Koolmees ging uitvoerig in op het schrappen van de ontslagboete in de huidige voorstellen en gaf aan bevreesd te zijn dat anders bedrijven sneller tot ontslagen zouden gaan 'en dat willen we juist niet.' Het bepleite verbod op uitkeren van bonussen en dividenden bij te ontvangen steun noemde de minister onuitvoerbaar en ook niet proportioneel, maar hij gaf aan door te gaan met het zoeken van een breder draagvlak om in de praktijk door een moreel appel toch dat effect te krijgen. Hij ontried de motie van senator Kox om het uitkeren van bonussen en dividenden bij bedrijven met steun te verbieden. De minister erkende dat de 50 miljoen niet de definitieve oplossing is voor de scholingsopgave in de komende jaren: ook de sectorale scholingsfondsen zullen moeten bijdragen, aldus Koolmees. Op nadere vragen van senator Ester gaf de minister aan dat het kabinet na de zomer met een brief komt over de uitwerking van het principe een leven lang leren. Koolmees ontried de motie van senator Van Rooijen voor een stevige extra impuls in scholing op korte termijn middels een Deltaplan werk en gaf aan op Prinsjesdag mogelijk met nadere stappen te komen. 'Een extra stap tussendoor ga ik nu niet doen', aldus Koolmees.
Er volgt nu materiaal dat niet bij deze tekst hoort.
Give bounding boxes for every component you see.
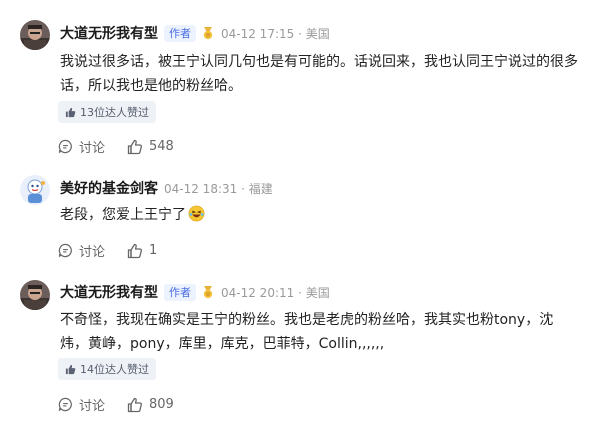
comment-text: 不奇怪，我现在确实是王宁的粉丝。我也是老虎的粉丝哈，我其实也粉tony，沈炜，黄… [60,312,554,352]
comment-1: 大道无形我有型 作者 04-12 17:15 · 美国 我说过很多话，被王宁认同… [0,0,600,138]
author-badge: 作者 [164,24,196,42]
thumbs-up-icon [127,243,143,258]
thumbs-up-icon [65,107,76,117]
comment-header: 美好的基金剑客 04-12 18:31 · 福建 [60,178,273,198]
comment-header: 大道无形我有型 作者 04-12 20:11 · 美国 [60,282,330,302]
comment-2-actions: 讨论 1 [58,241,179,260]
expert-likes-label: 14位达人赞过 [80,363,149,376]
username[interactable]: 大道无形我有型 [60,282,158,302]
gold-medal-icon [201,285,215,299]
comment-text-content: 老段，您爱上王宁了 [60,207,186,223]
timestamp-location: 04-12 20:11 · 美国 [221,285,330,300]
like-count: 548 [149,139,174,154]
comment-header: 大道无形我有型 作者 04-12 17:15 · 美国 [60,23,330,43]
laughing-emoji-icon [188,205,205,230]
discuss-button[interactable]: 讨论 [58,395,105,414]
expert-likes-chip[interactable]: 14位达人赞过 [58,358,156,380]
speech-bubble-icon [58,139,72,154]
comment-text: 我说过很多话，被王宁认同几句也是有可能的。话说回来，我也认同王宁说过的很多话，所… [60,54,578,94]
thumbs-up-icon [65,364,76,374]
gold-medal-icon [201,26,215,40]
comment-3: 大道无形我有型 作者 04-12 20:11 · 美国 不奇怪，我现在确实是王宁… [0,260,600,423]
username[interactable]: 美好的基金剑客 [60,178,158,198]
username[interactable]: 大道无形我有型 [60,23,158,43]
comment-1-actions: 讨论 548 [58,137,196,156]
avatar[interactable] [20,20,50,50]
discuss-button[interactable]: 讨论 [58,241,105,260]
avatar[interactable] [20,280,50,310]
discuss-label: 讨论 [79,141,106,156]
speech-bubble-icon [58,243,72,258]
comment-2: 美好的基金剑客 04-12 18:31 · 福建 老段，您爱上王宁了 讨论 1 [0,155,600,275]
like-button[interactable]: 809 [127,397,174,413]
comment-3-actions: 讨论 809 [58,395,196,414]
comment-text: 老段，您爱上王宁了 [60,203,580,230]
author-badge: 作者 [164,283,196,301]
expert-likes-chip[interactable]: 13位达人赞过 [58,101,156,123]
discuss-label: 讨论 [79,245,106,260]
thumbs-up-icon [127,397,143,412]
discuss-label: 讨论 [79,399,106,414]
speech-bubble-icon [58,397,72,412]
avatar[interactable] [20,175,50,205]
timestamp-location: 04-12 17:15 · 美国 [221,26,330,41]
thumbs-up-icon [127,139,143,154]
timestamp-location: 04-12 18:31 · 福建 [164,181,273,196]
like-button[interactable]: 548 [127,139,174,155]
expert-likes-label: 13位达人赞过 [80,106,149,119]
like-button[interactable]: 1 [127,243,157,259]
like-count: 1 [149,243,158,258]
discuss-button[interactable]: 讨论 [58,137,105,156]
like-count: 809 [149,397,174,412]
Van Ark gaat met collega-bewindslieden praten over meer werk voor arbeidsbeperkten

Staatssecretaris Van Ark erkende dat het voor veel zelfstandigen momenteel nog heel lastig is. Deze crisis vraagt veel van de creativiteit en het aanpassingsvermogen van zelfstandigen, zo erkende zij. Van Ark hield vast aan de in deze regeling ingevoerde partnerinkomenstoets, maar senator Kox betwijfelde of die stand zal houden bij de rechter omdat die in de eerste regeling ontbrak. De per land verschillende regimes in grensregio's in deze coronacrisis noemde Van Ark onbevredigend, maar zij achtte zich niet in staat hier iets aan te doen omdat voor landen een nationale soevereiniteit geldt op dit terrein. 'We moeten zelf kunnen blijven beslissen wat we kunnen doen', aldus de staatssecretaris. Van Ark toonde zich net als diverse senatoren bezorgd over de gevolgen van de coronacrisis voor mensen met arbeidsbeperkingen en zegde toe dit met collega's in het kabinet die verantwoordelijk zijn voor grote overheidssectoren te zullen bespreken.